If $f:A\to B$ is a ring homomorphism, then I want to show that $f^{-1}(\mathfrak{p})$ is a prime ideal of $A$, given that $\mathfrak{p}$ is a prime ideal of $B$.
Say $ab\in f^{-1}(\mathfrak{p})$. Then $f(ab)\in \mathfrak{p}$ and $f(ab)=f(a)f(b)$, so since $\mathfrak{p}$ is prime, $f(a)$ or $f(b)$ is in $\mathfrak{p}$. But then we can consider $f^{-1}(\mathfrak{p})\supseteq f^{-1}(f(a))\ni a$ and $f^{-1}(\mathfrak{p})\supseteq f^{-1}(f(b))\ni b$ in which case $a$ or $b$ is in $f^{-1}(\mathfrak{p})$.
Is this okay?
Secondly. Why does one denote $f^{-1}(\mathfrak{p}) = \mathfrak{p}\cap A$. This is 'literally' incorrect isn't it? This is notation of Matsumura.

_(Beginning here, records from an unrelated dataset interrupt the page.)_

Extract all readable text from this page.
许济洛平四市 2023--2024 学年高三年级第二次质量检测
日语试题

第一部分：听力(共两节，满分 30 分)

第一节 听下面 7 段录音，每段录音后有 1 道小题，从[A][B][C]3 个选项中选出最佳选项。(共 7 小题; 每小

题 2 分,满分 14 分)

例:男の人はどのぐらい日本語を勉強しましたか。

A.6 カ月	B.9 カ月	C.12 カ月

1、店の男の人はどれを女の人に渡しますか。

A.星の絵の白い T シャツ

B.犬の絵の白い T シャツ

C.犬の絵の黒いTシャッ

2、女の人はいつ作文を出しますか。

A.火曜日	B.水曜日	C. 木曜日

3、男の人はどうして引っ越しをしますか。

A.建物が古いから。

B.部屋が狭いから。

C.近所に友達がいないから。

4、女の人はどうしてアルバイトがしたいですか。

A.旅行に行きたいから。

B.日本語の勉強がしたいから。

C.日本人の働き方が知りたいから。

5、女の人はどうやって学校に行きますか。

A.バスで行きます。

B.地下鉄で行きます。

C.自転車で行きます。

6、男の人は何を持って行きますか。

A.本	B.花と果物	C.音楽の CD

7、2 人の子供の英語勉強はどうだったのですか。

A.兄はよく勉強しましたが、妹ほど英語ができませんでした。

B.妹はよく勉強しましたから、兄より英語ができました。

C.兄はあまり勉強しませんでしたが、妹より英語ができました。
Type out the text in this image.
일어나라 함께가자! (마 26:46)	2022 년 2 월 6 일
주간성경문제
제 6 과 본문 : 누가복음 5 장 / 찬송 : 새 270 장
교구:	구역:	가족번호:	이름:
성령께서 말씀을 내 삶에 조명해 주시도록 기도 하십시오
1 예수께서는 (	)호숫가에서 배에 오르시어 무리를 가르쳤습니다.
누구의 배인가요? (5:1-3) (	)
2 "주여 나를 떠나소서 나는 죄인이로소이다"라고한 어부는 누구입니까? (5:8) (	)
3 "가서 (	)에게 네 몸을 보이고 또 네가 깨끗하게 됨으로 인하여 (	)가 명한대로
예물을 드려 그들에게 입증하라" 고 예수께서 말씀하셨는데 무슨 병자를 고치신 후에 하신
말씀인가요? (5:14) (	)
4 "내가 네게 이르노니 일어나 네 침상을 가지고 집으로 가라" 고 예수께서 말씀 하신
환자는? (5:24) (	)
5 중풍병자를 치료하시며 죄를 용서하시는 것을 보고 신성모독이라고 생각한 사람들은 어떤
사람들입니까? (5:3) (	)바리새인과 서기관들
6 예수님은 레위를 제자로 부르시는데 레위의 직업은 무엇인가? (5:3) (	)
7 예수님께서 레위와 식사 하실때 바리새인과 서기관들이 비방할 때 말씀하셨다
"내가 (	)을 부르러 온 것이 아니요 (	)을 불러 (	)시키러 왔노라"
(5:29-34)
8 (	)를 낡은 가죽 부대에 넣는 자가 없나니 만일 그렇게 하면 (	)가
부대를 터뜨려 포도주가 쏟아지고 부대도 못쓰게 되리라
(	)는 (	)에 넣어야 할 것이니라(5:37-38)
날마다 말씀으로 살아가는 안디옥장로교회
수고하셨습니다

Here's a slightly different approach: $f^{-1}(\mathfrak{p})$ is the kernel of the composition of the homomorphisms $f:A\to B$ and $\pi:B\to B/\mathfrak{p}$. The image of $\pi\circ f$ is a subring of $B/\mathfrak{p}$, which is an integral domain, and so the image of $\pi\circ f$ is an integral domain. So the kernel of $\pi\circ f$ is a prime ideal.